Combinatorial changes in vowel sounds under the influence of neighboring consonants are called accommodation in SRN (from Latin accommodatio - adaptation). Accommodation is explained by the fact that the organs of speech do not have time to complete the pronunciation of one sound, do not have time to return to their original position, as they begin to articulate the next sound. Percussive vowel sounds, being in the vicinity of soft consonants, change their articulation, and the sounds of the front and non-front row behave differently.

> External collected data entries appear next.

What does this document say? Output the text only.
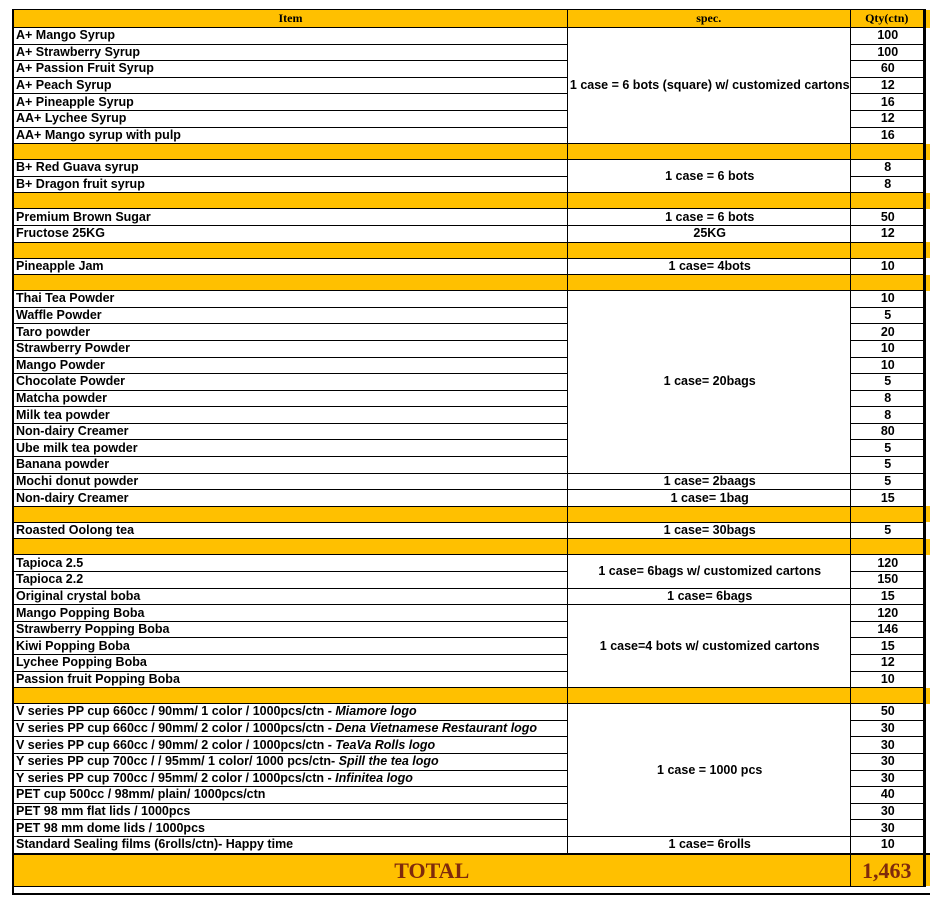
Item	spec.	Qty(ctn)	
A+ Mango Syrup	1 case = 6 bots (square) w/ customized cartons	100	
A+ Strawberry Syrup		100	
A+ Passion Fruit Syrup		60	
A+ Peach Syrup		12	
A+ Pineapple Syrup		16	
AA+ Lychee Syrup		12	
AA+ Mango syrup with pulp		16	

B+ Red Guava syrup	1 case = 6 bots	8	
B+ Dragon fruit syrup		8	

Premium Brown Sugar	1 case = 6 bots	50	
Fructose 25KG	25KG	12	

Pineapple Jam	1 case= 4bots	10	

Thai Tea Powder	1 case= 20bags	10	
Waffle Powder		5	
Taro powder		20	
Strawberry Powder		10	
Mango Powder		10	
Chocolate Powder		5	
Matcha powder		8	
Milk tea powder		8	
Non-dairy Creamer		80	
Ube milk tea powder		5	
Banana powder		5	
Mochi donut powder	1 case= 2baags	5	
Non-dairy Creamer	1 case= 1bag	15	

Roasted Oolong tea	1 case= 30bags	5	

Tapioca 2.5	1 case= 6bags w/ customized cartons	120	
Tapioca 2.2		150	
Original crystal boba	1 case= 6bags	15	
Mango Popping Boba	1 case=4 bots w/ customized cartons	120	
Strawberry Popping Boba		146	
Kiwi Popping Boba		15	
Lychee Popping Boba		12	
Passion fruit Popping Boba		10	

V series PP cup 660cc / 90mm/ 1 color / 1000pcs/ctn - Miamore logo	1 case = 1000 pcs	50	
V series PP cup 660cc / 90mm/ 2 color / 1000pcs/ctn - Dena Vietnamese Restaurant logo		30	
V series PP cup 660cc / 90mm/ 2 color / 1000pcs/ctn - TeaVa Rolls logo		30	
Y series PP cup 700cc / / 95mm/ 1 color/ 1000 pcs/ctn- Spill the tea logo		30	
Y series PP cup 700cc / 95mm/ 2 color / 1000pcs/ctn - Infinitea logo		30	
PET cup 500cc / 98mm/ plain/ 1000pcs/ctn		40	
PET 98 mm flat lids / 1000pcs		30	
PET 98 mm dome lids / 1000pcs		30	
Standard Sealing films (6rolls/ctn)- Happy time	1 case= 6rolls	10	
TOTAL		1,463	
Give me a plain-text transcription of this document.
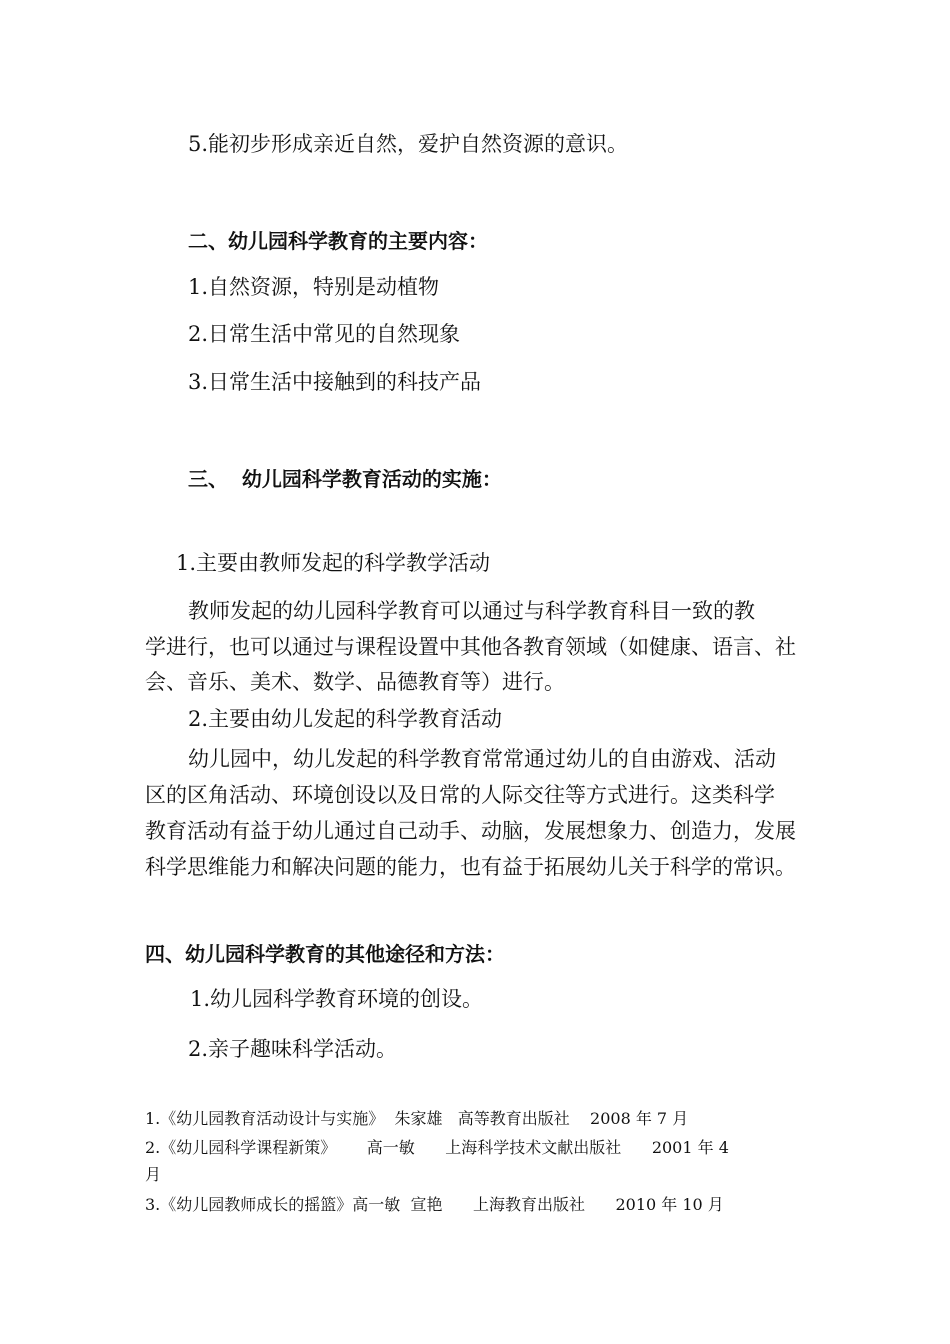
5.能初步形成亲近自然，爱护自然资源的意识。
二、幼儿园科学教育的主要内容：
1.自然资源，特别是动植物
2.日常生活中常见的自然现象
3.日常生活中接触到的科技产品
三、  幼儿园科学教育活动的实施：
1.主要由教师发起的科学教学活动
教师发起的幼儿园科学教育可以通过与科学教育科目一致的教
学进行，也可以通过与课程设置中其他各教育领域（如健康、语言、社
会、音乐、美术、数学、品德教育等）进行。
2.主要由幼儿发起的科学教育活动
幼儿园中，幼儿发起的科学教育常常通过幼儿的自由游戏、活动
区的区角活动、环境创设以及日常的人际交往等方式进行。这类科学
教育活动有益于幼儿通过自己动手、动脑，发展想象力、创造力，发展
科学思维能力和解决问题的能力，也有益于拓展幼儿关于科学的常识。
四、幼儿园科学教育的其他途径和方法：
1.幼儿园科学教育环境的创设。
2.亲子趣味科学活动。
1.《幼儿园教育活动设计与实施》  朱家雄   高等教育出版社    2008 年 7 月
2.《幼儿园科学课程新策》      高一敏      上海科学技术文献出版社      2001 年 4
月
3.《幼儿园教师成长的摇篮》高一敏  宣艳      上海教育出版社      2010 年 10 月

Non-front vowels [a, o, y, s, e] in the vicinity of soft consonants become more front (move forward) at the beginning, end or throughout their sound: mat - crumpled - mother - knead, onion - hatch - bows - hatches.

Front vowels [e, i] undergo accommodation in a position between two soft consonants and become narrower, tense, closed: sleeps - drink, sang - sang.

    Consonant alternations

The alternation of consonant sounds in SRRL may depend on the position of the sound in the word and on the proximity of the consonant to a hard / soft consonant or a voiced / voiceless consonant.

In the position of the end of a word in Russian, only deaf consonants can be pronounced. If at the end of the word there is a paired voiced consonant, it is stunned: oak, garden, plov, cart.

The alternation of consonant sounds under the influence of neighboring consonants is commonly called assimilation (lat. assimilatio - assimilation). In SRLP, only regressive assimilation works, when the subsequent consonant affects the previous one: boat, guests. Assimilation can be complete (in this case, the assimilated sound completely coincides with the one to which it is likened) and incomplete (respectively, only a few signs of the assimilated sound change): sew, unclench, count. Most often, incomplete assimilation is observed in the Russian language on one basis: deafness / voicedness or (less often, in some cases) hardness / softness: shop, hand over, poetry, here. Moreover, assimilation can be observed both within one morpheme, and at the junction of morphemes and even at the junction of words: carver, to the house, with heat.

    Historical alternations of vowels and consonants

Historical alternations in SRLP do not depend on phonetic conditions (positions in a word, proximity to other sounds), which is how they differ from phonetic alternations. For example: reset - dump, peck - oven.

Historical vowel alternations include:

f / / o: I'm carrying - a cart, I'm carrying - a burden;

e//e: cross - crossroads;

o//a: late - late;

o, a // zero sound (fluent vowels): sleep - sleep, day - day;

a, i / / im, in, em, en, m, n: remove - remove, compress - compress, compress;

u, u//ov, ev: I don’t care - I spit.

Historical consonant alternations include:

c//h//c: face-face-face;

g//f//z: friend- friendly - friends;

x / / w: ear - ears;

c//h: father - fatherland;

s / / w, s / / w: carry - drive, wear - wear;

t//h///u: light - candle - lighting;

d//f//zhd: drive - drive - driving;

sk / / u: splash - splashes;

st / / u: whistle - whistle;

d, t / / s: I lead - lead, meta - revenge;

b / / bl, p / / pl, v / / vl, f / / fl, m / / ml: love - love, sculpt - sculpt, catch - catch, break - break.

Historical alternations arose in different periods of the development of the language, for various reasons. Knowing these alternations helps us to establish the historical relationship of many words that are not cognate in SRRL: braid - scratch, flat - area, flowing - current.